Mientras buena parte del debate seguía centrado casi exclusivamente en Rusia y el flanco oriental, las enmiendas presentadas por VOX dentro del Grupo Patriotas por Europa introdujeron una visión mucho más amplia de la seguridad europea. En primer lugar, propusieron reconocer expresamente que las amenazas híbridas no afectan únicamente al este de Europa, sino también a Estados miembros especialmente expuestos como España, Italia, Grecia, Malta o Chipre.
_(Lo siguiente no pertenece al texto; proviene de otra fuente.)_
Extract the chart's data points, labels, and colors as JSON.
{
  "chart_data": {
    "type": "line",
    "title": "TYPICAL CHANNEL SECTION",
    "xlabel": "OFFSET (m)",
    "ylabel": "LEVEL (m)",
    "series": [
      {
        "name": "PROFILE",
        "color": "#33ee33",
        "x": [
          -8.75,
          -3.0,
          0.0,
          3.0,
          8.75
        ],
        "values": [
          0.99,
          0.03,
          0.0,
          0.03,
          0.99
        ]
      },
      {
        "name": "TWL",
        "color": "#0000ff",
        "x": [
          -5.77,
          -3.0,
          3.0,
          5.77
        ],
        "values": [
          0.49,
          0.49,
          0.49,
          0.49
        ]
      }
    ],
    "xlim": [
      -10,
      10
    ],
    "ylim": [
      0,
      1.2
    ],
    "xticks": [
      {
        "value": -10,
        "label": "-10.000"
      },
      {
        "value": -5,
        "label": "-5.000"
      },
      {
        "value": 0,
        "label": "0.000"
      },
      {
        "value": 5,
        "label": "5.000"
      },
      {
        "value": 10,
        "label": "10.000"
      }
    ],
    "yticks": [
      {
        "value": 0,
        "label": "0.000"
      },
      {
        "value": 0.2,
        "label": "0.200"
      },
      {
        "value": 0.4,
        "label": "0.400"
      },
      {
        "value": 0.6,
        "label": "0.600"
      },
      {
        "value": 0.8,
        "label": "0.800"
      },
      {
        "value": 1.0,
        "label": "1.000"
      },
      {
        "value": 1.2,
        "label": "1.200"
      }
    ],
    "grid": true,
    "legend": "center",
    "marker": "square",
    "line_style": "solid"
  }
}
En segundo lugar, plantearon incorporar la instrumentalización de la inmigración ilegal por terceros Estados como una auténtica forma de guerra híbrida cuando es utilizada para ejercer presión política sobre las fronteras exteriores de la Unión, trasladando al Mediterráneo un fenómeno que las propias instituciones europeas ya habían reconocido en la frontera oriental con Bielorrusia. En tercer lugar, reclamaron que la planificación estratégica y los futuros recursos europeos en materia de seguridad y defensa dejaran de concentrarse casi exclusivamente en el flanco oriental y contemplaran igualmente las necesidades estratégicas del flanco sur, tanto en términos de capacidades como de financiación.

Estas propuestas quedaron plasmadas en diversas enmiendas oficiales al informe, entre ellas las destinadas a incorporar el flanco sur europeo como espacio prioritario de las amenazas híbridas, a reconocer la utilización de la inmigración ilegal como instrumento de presión por parte de terceros Estados y a exigir un enfoque estratégico equilibrado entre el este y el sur de Europa. Las enmiendas 27, 29, 47 y 98, a iniciativa de Jorge Buxadé, constituyen el núcleo de esa propuesta política y representan probablemente el desarrollo más completo presentado durante la tramitación del informe sobre esta materia.

Frente a ello, las aportaciones del Partido Popular Europeo continuaron orientadas mayoritariamente hacia las amenazas procedentes del flanco oriental. En el caso de la delegación española del PPE, la principal iniciativa relacionada con el Mediterráneo consistió en incorporar una referencia a un incidente marítimo ocurrido frente a Cartagena. No presentó ninguna propuesta equivalente para reconocer el flanco sur como prioridad estratégica de la Unión, para equilibrar la planificación europea entre ambos flancos o para impulsar una reflexión específica sobre la financiación de esa dimensión de la seguridad europea.

Paradójicamente, la misma Comisión Europea, presidida por una dirigente del Partido Popular Europeo, cuyo enfoque sobre Frontex ha sido duramente criticado por Patriotas por Europa por priorizar durante años un modelo centrado en los derechos fundamentales frente a la protección efectiva de las fronteras exteriores, habla ahora de acelerar las devoluciones, reforzar Frontex y proteger las fronteras de la Unión.

Conviene recordar quién llevaba años planteando estas cuestiones en los documentos oficiales del Parlamento Europeo y quién prefirió seguir mirando casi exclusivamente hacia el flanco oriental. Porque la diferencia entre anticipar una amenaza y reconocerla cuando ya ha estallado es la diferencia entre hacer política de seguridad o limitarse a gestionar las consecuencias. Y en esa diferencia se encuentra probablemente una de las mayores carencias de la política europea de seguridad de los últimos años.